The best time for planting the Cherry is in autumn, say the months of September or October. They may also be planted any time during winter from October till the end of March; but the advantage of an early-planted tree over one planted in spring is equivalent to about one year's growth. If the trees get established before winter sets in, they will grow and make splendid wood; whereas if they are not planted till far on in spring, in all probability they will make small useless wood, which may not thoroughly ripen, and consequently will be useless. Before planting, it will be necessary to have plenty of soil ready for the operation, if the natural soil is not to do duty for the young trees. As Cherries delight in deep soil, I would recommend that it be from 1 1/2 to 2 feet in depth. The manure should be good and well decomposed, and mixed regularly from top to bottom of the soil for at least 3 feet further than the roots reach at the planting season. In the case of making new borders, it would be as well only to add the new soil year after year as it seems necessary, so as to provide a fresh supply of food for the young rootlets just as they require it.

In the case of planting trees where the old soil is to be used again, I would recommend the whole border to be thoroughly trenched right to the bottom, mixing in a good supply of rich manure throughout. If possible, the cultivator should get a little fresh material to plant the trees with, as it will give them a start from which they will derive much benefit.
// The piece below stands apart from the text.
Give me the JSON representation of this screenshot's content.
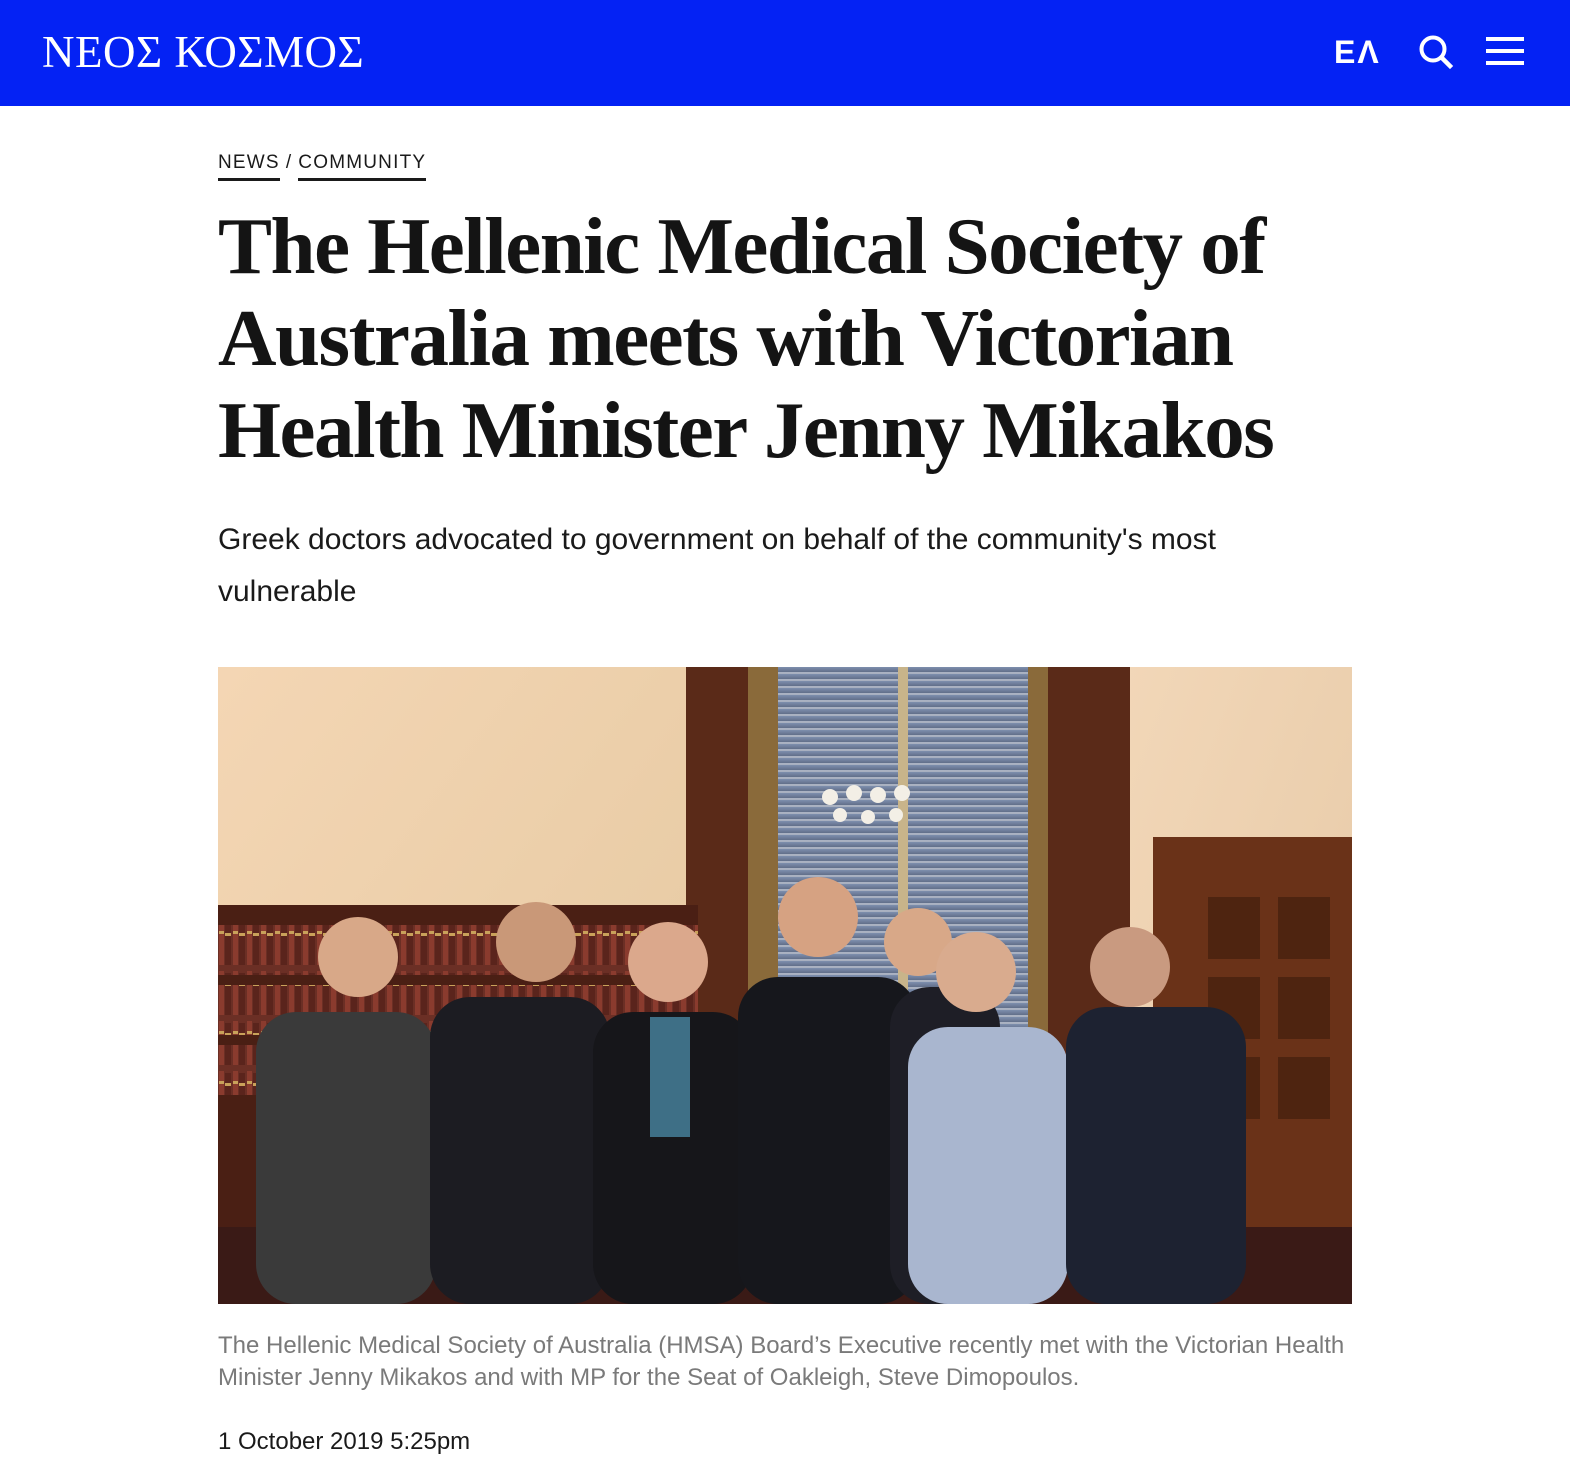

One good cart-load to every young tree will be found of great value. Whether this be done or not, a large hole should be dug, so that all the roots may be nicely spread out into position. After this the soil may be spread and the hole filled in as already directed, pressing it gently with the foot to give it a firmness about the roots. Mulching for protection from dry weather in summer is very necessary for the first year or two, and in very dry localities it will be found of considerable utility to continue the practice regularly.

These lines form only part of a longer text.